KHSC visitor policy: If a family member is coming in from a high prevalence area they cannot enter KHSC (i.e. they will fail the screening question). There are exceptions made for exceptional circumstances and this family presence policy will be updated by the end of the week (to make it clear who grants final decisions on exceptions that allow access). One of the hardest aspects of COVID-19 care in the hospital is the need to restrict visitors to ensure we don’t import COVID-19 into the hospital. A very few cases of COVID-19 can paralyze the hospital, particularly if they are brought in by visitors and then spread undetected. All details on the policy can be found using this link (click here).
COVID-19 testing at Beechgrove Community Assessment Center: (click here): All COVID-19 test must be scheduled appointments (versus walk in). Appointments can be scheduled using our on line scheduling system. Before booking a test, individuals should complete the online tool to determine whether they qualify for testing (click here). The Beechgrove Complex is south of the King St. West/Portsmouth Avenue intersection. Signage will direct people through the Complex to the Recreation Centre building at 51 Heakes Lane for walk-in testing. Operating hours: Testing hours will return to 9 a.m. to 4 p.m. daily.
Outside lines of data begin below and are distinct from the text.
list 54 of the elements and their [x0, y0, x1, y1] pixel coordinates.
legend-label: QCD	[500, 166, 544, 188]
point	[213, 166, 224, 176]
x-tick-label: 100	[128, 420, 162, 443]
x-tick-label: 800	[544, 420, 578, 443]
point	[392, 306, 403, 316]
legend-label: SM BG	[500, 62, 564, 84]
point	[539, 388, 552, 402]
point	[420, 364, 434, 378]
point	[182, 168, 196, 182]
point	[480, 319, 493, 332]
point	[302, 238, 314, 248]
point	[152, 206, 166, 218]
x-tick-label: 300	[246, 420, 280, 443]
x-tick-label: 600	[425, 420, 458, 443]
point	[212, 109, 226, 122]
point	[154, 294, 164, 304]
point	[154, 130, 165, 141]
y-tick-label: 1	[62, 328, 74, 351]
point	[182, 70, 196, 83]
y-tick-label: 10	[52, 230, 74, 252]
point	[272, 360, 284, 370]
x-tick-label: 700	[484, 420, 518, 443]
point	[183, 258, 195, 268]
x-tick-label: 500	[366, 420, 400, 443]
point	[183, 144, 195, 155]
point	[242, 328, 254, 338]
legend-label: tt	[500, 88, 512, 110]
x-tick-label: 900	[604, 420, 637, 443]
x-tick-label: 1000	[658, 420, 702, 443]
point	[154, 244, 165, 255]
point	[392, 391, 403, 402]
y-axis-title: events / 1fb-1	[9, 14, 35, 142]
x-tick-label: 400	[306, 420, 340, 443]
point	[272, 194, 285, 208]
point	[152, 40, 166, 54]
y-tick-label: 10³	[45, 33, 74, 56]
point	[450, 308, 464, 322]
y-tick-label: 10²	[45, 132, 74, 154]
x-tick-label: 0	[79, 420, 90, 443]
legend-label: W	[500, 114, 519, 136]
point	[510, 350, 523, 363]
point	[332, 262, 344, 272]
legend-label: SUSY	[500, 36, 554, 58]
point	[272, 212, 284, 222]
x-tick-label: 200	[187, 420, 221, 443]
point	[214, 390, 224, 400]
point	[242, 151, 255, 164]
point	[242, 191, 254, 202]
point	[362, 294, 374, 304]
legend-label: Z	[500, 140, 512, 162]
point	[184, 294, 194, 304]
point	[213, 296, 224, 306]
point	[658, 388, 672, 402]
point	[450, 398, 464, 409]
To be tested you will require: A valid Ontario health card or a piece of photo identification. You must also wear a mask and maintain physical distancing at all times while in the walk-in line (click here).
Because health care workers (doctors and staff) are increasingly having to miss work because their children have been sent home from school or daycare with symptoms of a upper respiratory tract infection, we have arranged that their children can access expedited testing at Beechgrove . The goal of this service is simply to allow the healthcare worker to return to work as quickly as possible for the public good. The children of staff will be tested between 1230 -1300 by appointment, 7 days/week. The new program for families applies to children up to age 18, an includes children of staff and physicians who provide clinical care and service. Staff and physicians themselves should contact occupational health to book their testing appointment. To book an appointment for a child, KHSC staff should call 613-548-2376. Testing of clinical staff and faculty and their children is processed at the KHSC lab with an average turnaround time of less than 24 hours.
Increased outbreaks and deaths in Long Term Care facilities (LTC): As discussed in many prior notes, most COVID-19 deaths occur in people who are not only old but who are also frail and live in nursing homes and LTC. As of today, the 3150 deaths in nursing homes (up 87 deaths since Thursday) account for ~58% of all deaths in Ontario, click here. There are also ~ 1615 active cases in LTC residents and 1272 of active cases in LTC staff! In the last month the rate of death amongst LTC residents continues to increase daily and is now >100/week! Outbreaks in nursing homes usually imported by a person coming in from the community (health worker or family) acquiring the infection and importing it into the facility. Thus, protecting LTCs is best done with a combination of reducing community spread of COVID-19 and ensuring single occupancy rooms in LTCs (as well as appropriate pay for PWS workers, provision of PPE and rapid testing capacity). It is because of these grim statistics (see below) that the province has prioritized vaccination of health care workers and residents of Ontario’s LTCs.